Capt. James Kirk (his real name) is very excited about his new ship, and her namesake, Elmo “Bud” Zumwalt. Adm. Zumwalt was chief of naval operations in the latter stages of the Vietnam War, and a progressive leader for the Navy in difficult times.
Kirk noted that Zumwalt was “a great man, who reformed the Navy to make it a more just institution.” On their cruise from Bath Iron Works in Maine to Baltimore for the commissioning ceremony, the crew stopped in Annapolis and visited the late admiral’s grave at the Naval Academy. They chose the motto “Pax Proctor Vim,” meaning peace through strength in Latin, to honor Adm. Zumwalt. It was the motto of the destroyer Zumwalt commanded.
As for the ship itself, Kirk was enthusiastic.
The ship “rides marvellously in all the seas we have experienced,” he told reporters.
Kirk’s chief engineer, Lt. Cdr. Nate Chase, said that during builder’s trials, they rode through 16-foot waves at times, but that the ship handled them better than the Arleigh-Burke-class destroyers that are the backbone of today’s fleet.

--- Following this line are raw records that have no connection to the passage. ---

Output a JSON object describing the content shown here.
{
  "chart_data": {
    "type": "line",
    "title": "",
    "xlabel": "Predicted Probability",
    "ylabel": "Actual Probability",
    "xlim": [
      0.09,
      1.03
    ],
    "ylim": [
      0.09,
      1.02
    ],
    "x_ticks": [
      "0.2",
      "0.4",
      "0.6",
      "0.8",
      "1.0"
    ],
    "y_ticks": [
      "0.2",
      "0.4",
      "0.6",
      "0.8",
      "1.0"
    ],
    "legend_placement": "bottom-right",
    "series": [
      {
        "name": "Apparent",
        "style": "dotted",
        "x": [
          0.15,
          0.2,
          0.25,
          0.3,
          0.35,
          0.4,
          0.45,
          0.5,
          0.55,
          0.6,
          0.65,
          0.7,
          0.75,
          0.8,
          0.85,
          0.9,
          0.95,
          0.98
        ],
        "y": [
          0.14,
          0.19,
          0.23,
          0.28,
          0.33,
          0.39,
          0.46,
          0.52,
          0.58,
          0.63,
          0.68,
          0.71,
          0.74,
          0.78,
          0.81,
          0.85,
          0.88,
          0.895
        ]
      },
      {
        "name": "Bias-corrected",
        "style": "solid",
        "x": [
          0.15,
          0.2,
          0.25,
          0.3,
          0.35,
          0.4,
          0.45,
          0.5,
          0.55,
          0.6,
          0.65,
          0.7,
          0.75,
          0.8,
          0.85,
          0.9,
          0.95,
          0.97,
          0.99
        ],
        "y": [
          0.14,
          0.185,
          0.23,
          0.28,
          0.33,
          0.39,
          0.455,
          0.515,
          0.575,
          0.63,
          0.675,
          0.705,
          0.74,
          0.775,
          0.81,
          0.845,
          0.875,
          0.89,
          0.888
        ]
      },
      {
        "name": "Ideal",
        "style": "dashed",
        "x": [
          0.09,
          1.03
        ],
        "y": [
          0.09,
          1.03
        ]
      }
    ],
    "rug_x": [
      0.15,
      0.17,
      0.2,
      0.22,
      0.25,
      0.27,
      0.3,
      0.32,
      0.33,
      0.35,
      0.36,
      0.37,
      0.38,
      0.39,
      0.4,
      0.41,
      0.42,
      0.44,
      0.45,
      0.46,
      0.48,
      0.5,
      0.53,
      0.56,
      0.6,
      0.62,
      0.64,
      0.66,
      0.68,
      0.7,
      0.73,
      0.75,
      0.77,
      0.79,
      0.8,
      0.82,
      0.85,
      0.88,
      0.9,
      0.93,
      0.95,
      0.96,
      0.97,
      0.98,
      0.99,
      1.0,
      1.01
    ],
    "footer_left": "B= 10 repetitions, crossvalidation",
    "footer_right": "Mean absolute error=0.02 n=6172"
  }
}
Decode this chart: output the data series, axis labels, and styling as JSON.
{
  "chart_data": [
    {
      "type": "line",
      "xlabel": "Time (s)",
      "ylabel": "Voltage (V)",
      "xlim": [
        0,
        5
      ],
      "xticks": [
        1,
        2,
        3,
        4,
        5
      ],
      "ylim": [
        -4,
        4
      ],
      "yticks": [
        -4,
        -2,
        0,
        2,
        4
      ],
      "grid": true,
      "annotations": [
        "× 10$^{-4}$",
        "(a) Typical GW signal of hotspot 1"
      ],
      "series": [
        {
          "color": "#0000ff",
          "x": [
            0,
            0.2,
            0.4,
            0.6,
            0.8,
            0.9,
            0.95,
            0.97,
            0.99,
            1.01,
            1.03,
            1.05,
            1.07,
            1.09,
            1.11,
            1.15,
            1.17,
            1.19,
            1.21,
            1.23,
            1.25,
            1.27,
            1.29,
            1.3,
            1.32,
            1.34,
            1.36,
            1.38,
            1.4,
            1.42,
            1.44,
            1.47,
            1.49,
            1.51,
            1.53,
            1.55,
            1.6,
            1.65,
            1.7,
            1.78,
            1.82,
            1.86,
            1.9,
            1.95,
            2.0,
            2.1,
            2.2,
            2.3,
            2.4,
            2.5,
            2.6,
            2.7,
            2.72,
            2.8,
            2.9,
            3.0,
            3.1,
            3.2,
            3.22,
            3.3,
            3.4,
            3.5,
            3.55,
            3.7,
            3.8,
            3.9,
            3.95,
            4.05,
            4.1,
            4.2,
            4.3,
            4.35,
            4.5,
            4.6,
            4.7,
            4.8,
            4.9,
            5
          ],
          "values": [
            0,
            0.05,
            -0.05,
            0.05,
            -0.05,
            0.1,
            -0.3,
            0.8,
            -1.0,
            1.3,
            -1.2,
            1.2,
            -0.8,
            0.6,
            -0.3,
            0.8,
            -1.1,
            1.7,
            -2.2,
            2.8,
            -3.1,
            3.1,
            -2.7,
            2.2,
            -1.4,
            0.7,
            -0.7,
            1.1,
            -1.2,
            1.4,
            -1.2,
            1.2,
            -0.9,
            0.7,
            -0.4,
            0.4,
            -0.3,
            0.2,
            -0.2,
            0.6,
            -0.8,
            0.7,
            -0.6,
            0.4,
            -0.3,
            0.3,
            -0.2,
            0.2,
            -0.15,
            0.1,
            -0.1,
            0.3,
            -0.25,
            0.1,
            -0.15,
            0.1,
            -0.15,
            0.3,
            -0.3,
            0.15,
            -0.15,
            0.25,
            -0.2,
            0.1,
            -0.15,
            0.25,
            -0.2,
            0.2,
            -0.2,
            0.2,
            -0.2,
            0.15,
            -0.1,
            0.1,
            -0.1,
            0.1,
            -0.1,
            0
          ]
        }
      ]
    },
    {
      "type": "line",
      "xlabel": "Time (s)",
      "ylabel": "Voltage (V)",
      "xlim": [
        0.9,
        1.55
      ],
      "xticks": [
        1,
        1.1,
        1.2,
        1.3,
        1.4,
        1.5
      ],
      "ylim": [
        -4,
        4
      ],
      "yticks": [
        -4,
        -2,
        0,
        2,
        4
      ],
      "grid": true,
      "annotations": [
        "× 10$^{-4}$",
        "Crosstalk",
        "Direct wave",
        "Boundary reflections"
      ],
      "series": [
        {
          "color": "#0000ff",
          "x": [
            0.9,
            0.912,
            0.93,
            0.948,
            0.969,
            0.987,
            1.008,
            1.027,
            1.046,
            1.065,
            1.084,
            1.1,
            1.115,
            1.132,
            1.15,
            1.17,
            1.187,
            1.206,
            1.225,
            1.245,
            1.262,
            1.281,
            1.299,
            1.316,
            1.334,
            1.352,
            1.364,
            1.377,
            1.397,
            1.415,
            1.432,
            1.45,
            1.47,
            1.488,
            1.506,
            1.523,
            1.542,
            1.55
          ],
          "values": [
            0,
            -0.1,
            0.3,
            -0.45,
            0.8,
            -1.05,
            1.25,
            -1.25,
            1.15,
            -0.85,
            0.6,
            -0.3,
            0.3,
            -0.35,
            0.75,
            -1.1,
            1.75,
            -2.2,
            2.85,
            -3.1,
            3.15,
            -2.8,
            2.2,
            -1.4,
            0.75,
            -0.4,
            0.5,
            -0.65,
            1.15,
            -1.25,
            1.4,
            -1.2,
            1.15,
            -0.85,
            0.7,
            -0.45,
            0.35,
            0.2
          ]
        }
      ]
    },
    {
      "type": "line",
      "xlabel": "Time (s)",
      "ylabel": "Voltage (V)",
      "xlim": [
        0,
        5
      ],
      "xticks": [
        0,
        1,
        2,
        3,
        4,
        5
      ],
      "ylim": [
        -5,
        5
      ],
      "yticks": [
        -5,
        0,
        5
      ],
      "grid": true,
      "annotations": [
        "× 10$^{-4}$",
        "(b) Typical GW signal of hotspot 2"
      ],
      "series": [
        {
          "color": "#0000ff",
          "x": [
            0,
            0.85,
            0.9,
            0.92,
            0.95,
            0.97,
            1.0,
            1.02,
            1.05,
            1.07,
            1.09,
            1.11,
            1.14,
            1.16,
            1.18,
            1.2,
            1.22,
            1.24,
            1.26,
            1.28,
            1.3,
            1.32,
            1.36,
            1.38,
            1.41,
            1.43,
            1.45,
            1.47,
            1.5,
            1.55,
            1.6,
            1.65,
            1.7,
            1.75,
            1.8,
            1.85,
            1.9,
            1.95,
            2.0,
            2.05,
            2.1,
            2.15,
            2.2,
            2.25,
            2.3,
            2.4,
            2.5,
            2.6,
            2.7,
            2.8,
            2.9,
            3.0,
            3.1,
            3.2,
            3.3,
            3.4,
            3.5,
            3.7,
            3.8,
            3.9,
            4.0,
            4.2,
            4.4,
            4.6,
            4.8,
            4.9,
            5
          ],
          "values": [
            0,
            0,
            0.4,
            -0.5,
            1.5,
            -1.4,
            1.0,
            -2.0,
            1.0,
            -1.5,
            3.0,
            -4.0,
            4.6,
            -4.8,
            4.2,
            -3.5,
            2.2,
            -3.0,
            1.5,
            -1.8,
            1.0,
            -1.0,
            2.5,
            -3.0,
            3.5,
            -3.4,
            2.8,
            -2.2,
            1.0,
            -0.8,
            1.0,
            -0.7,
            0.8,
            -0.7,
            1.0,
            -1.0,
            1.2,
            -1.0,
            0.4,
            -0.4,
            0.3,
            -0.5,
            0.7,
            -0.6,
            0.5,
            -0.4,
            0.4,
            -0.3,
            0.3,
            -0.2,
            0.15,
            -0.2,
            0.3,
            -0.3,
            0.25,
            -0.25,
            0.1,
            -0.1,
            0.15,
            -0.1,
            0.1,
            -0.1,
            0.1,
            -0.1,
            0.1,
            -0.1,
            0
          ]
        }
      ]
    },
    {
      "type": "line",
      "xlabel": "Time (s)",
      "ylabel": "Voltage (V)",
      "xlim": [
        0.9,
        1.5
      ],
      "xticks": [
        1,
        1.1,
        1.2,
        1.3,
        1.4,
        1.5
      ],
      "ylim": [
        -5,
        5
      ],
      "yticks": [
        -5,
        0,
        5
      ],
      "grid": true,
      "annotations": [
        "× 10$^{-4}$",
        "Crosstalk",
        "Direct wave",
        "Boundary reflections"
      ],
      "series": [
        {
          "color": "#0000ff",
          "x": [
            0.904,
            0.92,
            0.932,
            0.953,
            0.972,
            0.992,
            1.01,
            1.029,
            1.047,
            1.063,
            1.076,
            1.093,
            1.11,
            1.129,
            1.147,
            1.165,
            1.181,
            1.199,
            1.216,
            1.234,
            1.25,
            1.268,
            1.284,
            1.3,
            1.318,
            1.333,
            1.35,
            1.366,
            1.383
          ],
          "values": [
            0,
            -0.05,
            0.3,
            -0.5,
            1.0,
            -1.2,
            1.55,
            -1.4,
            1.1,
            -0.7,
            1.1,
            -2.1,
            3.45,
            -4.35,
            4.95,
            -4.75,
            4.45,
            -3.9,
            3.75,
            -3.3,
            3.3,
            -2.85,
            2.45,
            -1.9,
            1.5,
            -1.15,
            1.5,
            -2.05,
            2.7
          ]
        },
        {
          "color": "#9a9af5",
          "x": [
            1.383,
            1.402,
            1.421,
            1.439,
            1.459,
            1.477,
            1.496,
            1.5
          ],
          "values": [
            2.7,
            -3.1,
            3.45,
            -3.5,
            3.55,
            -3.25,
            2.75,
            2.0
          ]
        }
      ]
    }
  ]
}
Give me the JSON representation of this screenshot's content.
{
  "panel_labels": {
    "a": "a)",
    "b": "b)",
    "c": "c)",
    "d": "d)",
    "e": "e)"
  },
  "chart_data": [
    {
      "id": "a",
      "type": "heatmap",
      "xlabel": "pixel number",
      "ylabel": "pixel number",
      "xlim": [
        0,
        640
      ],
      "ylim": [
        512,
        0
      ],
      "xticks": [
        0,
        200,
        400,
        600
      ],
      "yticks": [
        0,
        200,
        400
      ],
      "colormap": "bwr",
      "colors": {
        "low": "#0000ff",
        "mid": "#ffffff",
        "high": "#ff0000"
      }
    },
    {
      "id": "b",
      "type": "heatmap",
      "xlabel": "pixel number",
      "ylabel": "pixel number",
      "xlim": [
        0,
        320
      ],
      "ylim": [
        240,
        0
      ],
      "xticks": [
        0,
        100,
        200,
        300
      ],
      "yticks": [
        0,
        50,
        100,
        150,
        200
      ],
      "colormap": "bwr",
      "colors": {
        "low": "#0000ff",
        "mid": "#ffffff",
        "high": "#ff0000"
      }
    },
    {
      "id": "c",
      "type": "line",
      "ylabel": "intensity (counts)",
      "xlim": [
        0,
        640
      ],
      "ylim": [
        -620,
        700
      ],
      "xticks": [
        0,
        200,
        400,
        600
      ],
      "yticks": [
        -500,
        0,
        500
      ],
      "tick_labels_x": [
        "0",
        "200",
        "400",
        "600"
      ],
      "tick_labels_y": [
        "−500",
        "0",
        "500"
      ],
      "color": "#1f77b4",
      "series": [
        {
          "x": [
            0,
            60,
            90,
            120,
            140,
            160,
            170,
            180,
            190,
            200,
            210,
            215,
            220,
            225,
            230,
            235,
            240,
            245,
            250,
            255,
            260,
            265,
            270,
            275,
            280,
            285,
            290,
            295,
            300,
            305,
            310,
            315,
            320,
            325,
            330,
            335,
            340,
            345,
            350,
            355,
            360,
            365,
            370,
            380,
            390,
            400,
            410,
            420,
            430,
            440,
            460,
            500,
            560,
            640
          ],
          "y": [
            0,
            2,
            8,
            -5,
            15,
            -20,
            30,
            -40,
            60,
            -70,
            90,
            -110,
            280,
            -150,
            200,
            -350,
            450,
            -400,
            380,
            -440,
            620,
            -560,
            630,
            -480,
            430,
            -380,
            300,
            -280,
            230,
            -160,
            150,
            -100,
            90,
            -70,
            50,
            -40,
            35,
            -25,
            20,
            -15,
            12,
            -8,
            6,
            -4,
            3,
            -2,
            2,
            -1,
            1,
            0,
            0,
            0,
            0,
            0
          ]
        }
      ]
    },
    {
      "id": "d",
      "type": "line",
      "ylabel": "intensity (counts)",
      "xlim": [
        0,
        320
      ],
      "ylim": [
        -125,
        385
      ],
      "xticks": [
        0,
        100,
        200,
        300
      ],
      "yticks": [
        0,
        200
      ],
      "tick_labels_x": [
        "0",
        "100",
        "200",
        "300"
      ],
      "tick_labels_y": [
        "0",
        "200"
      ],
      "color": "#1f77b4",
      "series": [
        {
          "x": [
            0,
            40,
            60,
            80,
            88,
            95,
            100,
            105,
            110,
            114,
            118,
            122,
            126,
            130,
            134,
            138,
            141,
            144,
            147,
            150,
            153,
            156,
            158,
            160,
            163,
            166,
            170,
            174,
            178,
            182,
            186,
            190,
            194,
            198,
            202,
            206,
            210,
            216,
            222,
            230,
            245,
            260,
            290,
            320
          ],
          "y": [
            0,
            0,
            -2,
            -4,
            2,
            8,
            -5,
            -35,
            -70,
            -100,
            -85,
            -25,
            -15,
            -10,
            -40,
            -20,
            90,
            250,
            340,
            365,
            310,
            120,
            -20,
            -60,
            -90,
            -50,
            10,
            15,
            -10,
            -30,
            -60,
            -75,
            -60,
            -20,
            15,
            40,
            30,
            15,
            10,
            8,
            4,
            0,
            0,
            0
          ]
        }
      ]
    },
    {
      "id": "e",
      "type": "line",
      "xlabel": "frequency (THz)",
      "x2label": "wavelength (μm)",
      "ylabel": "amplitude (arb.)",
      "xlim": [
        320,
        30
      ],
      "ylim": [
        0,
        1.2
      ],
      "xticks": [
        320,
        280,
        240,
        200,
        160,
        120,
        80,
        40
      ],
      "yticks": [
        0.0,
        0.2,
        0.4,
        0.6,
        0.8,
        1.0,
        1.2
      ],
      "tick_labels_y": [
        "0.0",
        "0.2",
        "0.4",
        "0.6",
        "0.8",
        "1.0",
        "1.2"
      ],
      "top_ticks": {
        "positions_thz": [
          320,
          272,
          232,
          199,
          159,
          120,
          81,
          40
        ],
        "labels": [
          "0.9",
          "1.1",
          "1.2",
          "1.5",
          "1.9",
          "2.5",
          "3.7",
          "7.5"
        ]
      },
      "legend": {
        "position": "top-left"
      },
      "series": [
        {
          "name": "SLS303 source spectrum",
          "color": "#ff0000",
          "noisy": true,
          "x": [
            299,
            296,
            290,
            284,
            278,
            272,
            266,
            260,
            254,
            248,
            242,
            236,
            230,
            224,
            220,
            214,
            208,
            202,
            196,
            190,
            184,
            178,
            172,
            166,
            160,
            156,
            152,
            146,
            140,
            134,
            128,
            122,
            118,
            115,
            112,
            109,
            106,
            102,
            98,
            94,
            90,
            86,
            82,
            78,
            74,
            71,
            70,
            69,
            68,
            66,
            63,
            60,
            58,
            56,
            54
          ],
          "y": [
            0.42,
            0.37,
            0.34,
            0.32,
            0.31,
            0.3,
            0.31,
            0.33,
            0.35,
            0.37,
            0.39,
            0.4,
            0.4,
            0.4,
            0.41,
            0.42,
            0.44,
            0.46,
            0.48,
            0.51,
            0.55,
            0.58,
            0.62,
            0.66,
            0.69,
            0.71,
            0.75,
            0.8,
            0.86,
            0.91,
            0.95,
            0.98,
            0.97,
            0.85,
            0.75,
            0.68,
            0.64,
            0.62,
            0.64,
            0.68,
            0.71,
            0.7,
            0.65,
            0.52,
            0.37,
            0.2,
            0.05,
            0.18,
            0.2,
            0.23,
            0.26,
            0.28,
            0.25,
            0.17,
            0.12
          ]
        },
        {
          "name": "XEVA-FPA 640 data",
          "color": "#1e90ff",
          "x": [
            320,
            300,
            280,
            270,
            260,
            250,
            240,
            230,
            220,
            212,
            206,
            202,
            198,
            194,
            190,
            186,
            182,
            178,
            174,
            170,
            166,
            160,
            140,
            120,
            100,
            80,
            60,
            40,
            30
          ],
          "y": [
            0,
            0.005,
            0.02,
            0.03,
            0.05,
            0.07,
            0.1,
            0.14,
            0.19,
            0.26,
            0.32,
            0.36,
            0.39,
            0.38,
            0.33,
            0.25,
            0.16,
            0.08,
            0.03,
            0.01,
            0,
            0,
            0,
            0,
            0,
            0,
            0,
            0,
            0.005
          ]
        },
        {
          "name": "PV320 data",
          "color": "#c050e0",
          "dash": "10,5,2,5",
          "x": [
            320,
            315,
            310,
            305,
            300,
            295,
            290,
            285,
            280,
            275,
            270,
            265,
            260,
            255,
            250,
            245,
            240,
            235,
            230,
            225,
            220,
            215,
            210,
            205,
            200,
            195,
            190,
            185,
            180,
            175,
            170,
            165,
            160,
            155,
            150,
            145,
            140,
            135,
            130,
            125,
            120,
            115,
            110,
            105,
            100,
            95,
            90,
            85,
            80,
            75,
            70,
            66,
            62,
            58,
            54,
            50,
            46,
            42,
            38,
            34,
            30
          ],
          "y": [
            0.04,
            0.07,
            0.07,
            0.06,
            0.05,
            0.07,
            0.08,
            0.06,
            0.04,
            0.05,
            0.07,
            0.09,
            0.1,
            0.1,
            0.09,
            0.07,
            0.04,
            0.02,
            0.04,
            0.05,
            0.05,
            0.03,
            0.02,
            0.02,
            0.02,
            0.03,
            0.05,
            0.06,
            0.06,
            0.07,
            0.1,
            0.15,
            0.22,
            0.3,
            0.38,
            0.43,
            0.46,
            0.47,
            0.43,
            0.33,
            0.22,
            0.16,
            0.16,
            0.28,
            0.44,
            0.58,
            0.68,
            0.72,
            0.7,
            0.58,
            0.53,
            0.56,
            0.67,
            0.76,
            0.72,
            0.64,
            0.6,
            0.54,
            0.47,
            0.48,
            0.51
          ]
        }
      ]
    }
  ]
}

“She’s not a Ferrari,” Kirk said. “She’s more like a very souped up SUV.”
One of USS Zumwalt's MQ-8C Fire Scout autonomous helicopters on board the ship. Guided missile cruiser USS Leyte Gulf is in the background.
Zumwalt has a lot of features that will be unfamiliar to crews of other destroyers. The ship’s all-electric propulsion is powered by two primary and two auxiliary generators, which can produce a staggering total output of 78 megawatts.
That’s “enough to power a mid-size city,” Kirk said.
Unlike the DDG-51 class destroyers, Zumwalt has two forward Advanced Gun System 155mm guns, with a high rate of fire and the ability to fire precision-guided munitions.
To give it the lowest possible radar cross-section — one-fiftieth that of the Burke class — the ship has odd shapes and few right angled connections anywhere topside. It also features a “wave-piercing” hull shape that gives it its distinctive inward-sloping “tumblehome.”
The ship’s strange looks aren’t the only unusual thing about her. Chase said the ship is built to metric, rather than English, specifications. The metric frame numbers were “a little confusing” for crew members early on.
The most exciting thing for sailors might just be the accommodations. Instead of berthing areas holding 50 people or more, sharing beds in the common but unpleasant practice of “hot bunking,” even the most junior members of Zumwalt’s crew live in four-person staterooms, with their own shower and toilet.
In spite of the famous namesake of the Zumwalt’s Capt. Kirk, and in spite of the 78 MW of power available, Chase said Kirk has never once called him “Scotty” or asked for “more power.”
“He’s called me plenty of other things,” Chase said with a smile. “But never that.”